O comércio também deveria facilitar o acesso a informações sobre produtos, porque 6 em cada 10 desses consumidores fazem suas compras sozinhos, diz ele.
“Organizar promoções para esses consumidores aos finais de semana para estimular as compras também aos sábados e domingos é outra iniciativa que o varejo deve estar atento”, diz Felisoni.

“Nos Estados Unidos, o tratamento específico para esses consumidores é muito maior. Hotéis, companhias aéreas, parques de lazer investem em ações para os seniores porque sabem que esse público tem mais tempo para atividades”, diz o professor Juracy Parente, da Escola de Administração de Empresas de São Paulo da FGV e professor visitante da Universidade da Flórida.
Lojas não sabem aproveitar o potencial de consumo de idosos
No Censo de 2010, a participação das pessoas com mais de 65 anos de idade na população atingiu 7,4%. Isso representa mais de 14 milhões de pessoas.

Além de numeroso, esse grupo representa um grande potencial de vendas para o varejo e empresas em geral. Afinal, eles já passaram pelas maiores despesas da vida: educaram os filhos e construíram e mobiliaram a casa onde vivem.
A renda agora é para alimentação, saúde e lazer e para continuar agradando aos familiares.
Como entender e atender esses consumidores? O primeiro ponto importante é que eles não se sentem velhos.
A pior coisa que uma empresa pode fazer é usar eufemismos como “melhor idade” para se comunicar com eles. Melhor idade é quando eu tinha 20 e poucos anos, muitos vão dizer.
Mesmo assim, o estereótipo da velhinha de cabelos brancos usando bengala é absolutamente rejeitado por eles -e com toda a razão.
Hoje em dia, pessoas perto dos 70 anos não têm cara de velhinha de bengala! Afinal, foram culturalmente ativos e pioneiros: viram o homem pisar na Lua, viveram como hippies, atuaram na liberação feminina, viveram o regime militar, a revolução sexual, a revolução da informática e da internet, entre tantas outras modificações. Para eles, a idade é um estado de espírito, e não um número.

Uma outra diferença fundamental nesse grupo são suas motivações pessoais. Entre os 20 anos e os 40 anos, as pessoas sentem-se imortais. O esforço pessoal é focado em ser alguém e a sensação geral. Acredita-se que é possível moldar o mundo às nossas necessidades.
Depois dos 40 anos, percebe-se que a realidade não é tão boa assim e as pessoas iniciam uma busca por significado na vida que se estende até seus últimos dias.
De maneira geral, até os 40 o foco é no “ser social”. Depois dessa idade, o foco passa a ser o “eu interior”.
Produtos e serviços que satisfaçam essa necessidade têm mais chances junto a esse público.

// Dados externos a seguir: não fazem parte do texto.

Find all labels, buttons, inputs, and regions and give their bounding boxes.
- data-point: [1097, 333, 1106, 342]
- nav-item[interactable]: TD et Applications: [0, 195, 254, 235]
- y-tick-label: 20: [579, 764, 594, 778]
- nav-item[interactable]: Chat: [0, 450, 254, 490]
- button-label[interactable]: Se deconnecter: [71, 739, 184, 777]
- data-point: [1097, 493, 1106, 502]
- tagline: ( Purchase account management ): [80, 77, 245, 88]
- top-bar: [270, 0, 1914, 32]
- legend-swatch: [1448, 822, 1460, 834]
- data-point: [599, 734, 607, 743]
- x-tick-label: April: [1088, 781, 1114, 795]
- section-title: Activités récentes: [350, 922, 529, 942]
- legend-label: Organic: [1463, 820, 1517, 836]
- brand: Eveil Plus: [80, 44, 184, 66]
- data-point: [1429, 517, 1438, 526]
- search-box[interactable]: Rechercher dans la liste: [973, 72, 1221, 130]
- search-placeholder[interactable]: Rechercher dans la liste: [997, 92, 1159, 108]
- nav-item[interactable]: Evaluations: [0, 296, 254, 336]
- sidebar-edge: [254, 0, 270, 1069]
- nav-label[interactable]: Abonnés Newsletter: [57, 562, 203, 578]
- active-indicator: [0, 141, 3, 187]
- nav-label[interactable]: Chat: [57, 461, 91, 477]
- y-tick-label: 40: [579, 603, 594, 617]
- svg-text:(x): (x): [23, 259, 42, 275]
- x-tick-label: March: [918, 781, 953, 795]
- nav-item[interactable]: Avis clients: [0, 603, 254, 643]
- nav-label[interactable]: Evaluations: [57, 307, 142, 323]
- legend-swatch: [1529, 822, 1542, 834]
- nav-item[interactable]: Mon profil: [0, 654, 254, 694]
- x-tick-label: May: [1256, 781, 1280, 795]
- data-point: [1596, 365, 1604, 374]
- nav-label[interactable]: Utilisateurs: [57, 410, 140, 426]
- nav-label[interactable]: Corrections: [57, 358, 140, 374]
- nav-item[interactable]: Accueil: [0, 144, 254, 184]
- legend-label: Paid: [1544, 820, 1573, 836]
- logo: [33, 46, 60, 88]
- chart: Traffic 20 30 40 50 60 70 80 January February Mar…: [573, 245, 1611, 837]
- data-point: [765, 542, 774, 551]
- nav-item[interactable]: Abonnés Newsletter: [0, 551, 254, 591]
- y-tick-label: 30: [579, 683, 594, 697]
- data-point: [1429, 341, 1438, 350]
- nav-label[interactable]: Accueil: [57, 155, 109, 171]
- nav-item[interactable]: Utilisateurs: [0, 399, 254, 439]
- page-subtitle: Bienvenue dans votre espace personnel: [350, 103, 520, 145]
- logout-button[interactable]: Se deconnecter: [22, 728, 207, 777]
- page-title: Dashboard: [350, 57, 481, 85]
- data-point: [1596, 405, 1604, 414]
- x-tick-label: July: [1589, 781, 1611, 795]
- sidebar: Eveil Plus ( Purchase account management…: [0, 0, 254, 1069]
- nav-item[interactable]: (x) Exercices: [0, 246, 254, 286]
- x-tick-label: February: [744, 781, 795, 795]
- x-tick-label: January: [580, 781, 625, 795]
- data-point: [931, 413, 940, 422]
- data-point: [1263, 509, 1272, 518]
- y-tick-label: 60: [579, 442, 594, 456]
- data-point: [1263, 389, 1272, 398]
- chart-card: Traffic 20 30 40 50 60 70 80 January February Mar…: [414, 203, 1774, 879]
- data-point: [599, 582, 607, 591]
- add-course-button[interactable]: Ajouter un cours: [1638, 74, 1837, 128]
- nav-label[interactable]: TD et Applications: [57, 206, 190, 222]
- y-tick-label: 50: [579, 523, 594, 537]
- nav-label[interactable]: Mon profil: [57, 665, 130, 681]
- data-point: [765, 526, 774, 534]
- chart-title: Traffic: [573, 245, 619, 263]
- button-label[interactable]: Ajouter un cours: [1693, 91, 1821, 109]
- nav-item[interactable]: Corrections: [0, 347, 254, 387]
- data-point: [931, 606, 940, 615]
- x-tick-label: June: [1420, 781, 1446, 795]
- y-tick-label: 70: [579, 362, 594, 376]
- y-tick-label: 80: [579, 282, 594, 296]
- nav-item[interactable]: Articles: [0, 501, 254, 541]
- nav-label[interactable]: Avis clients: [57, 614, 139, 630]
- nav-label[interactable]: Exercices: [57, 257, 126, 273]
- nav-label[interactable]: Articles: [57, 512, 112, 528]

Mas será que nossas lojas sabem atender esses consumidores?
Não. Um ponto fundamental que elas esquecem é que, independentemente da mentalidade jovem, a idade cobra fisicamente seu preço e as lojas não estão preparadas para isso.

Consumidores mais velhos sentem desconforto em ambientes com excesso de estímulos, sua visão perde a capacidade de discernir cores (sem falar nas letras pequenas), sua agilidade e flexibilidade para manusear objetos ficam reduzidas, além de terem uma tendência a sofrer mais com a obesidade.
É patente que as lojas e os produtos não são desenhados para ajudá-los a superar essas dificuldades.

No quesito atendimento, os mais velhos odeiam ser um número. Querem tratamento diferenciado, personalizado, alguém treinado para ouvi-los e que os trate como indivíduos, coisas cada vez mais raras no varejo de hoje.
Além disso, não valorizam lojas, produtos e marcas pelo prestígio social que trazem. Querem algo autêntico, que os ajude a ser alguém. Hoje, poucas marcas podem pleitear esse lugar no mercado.

Em poucas palavras, o potencial dos consumidores mais velhos é grande, mas quase ninguém está preparado para atendê-los.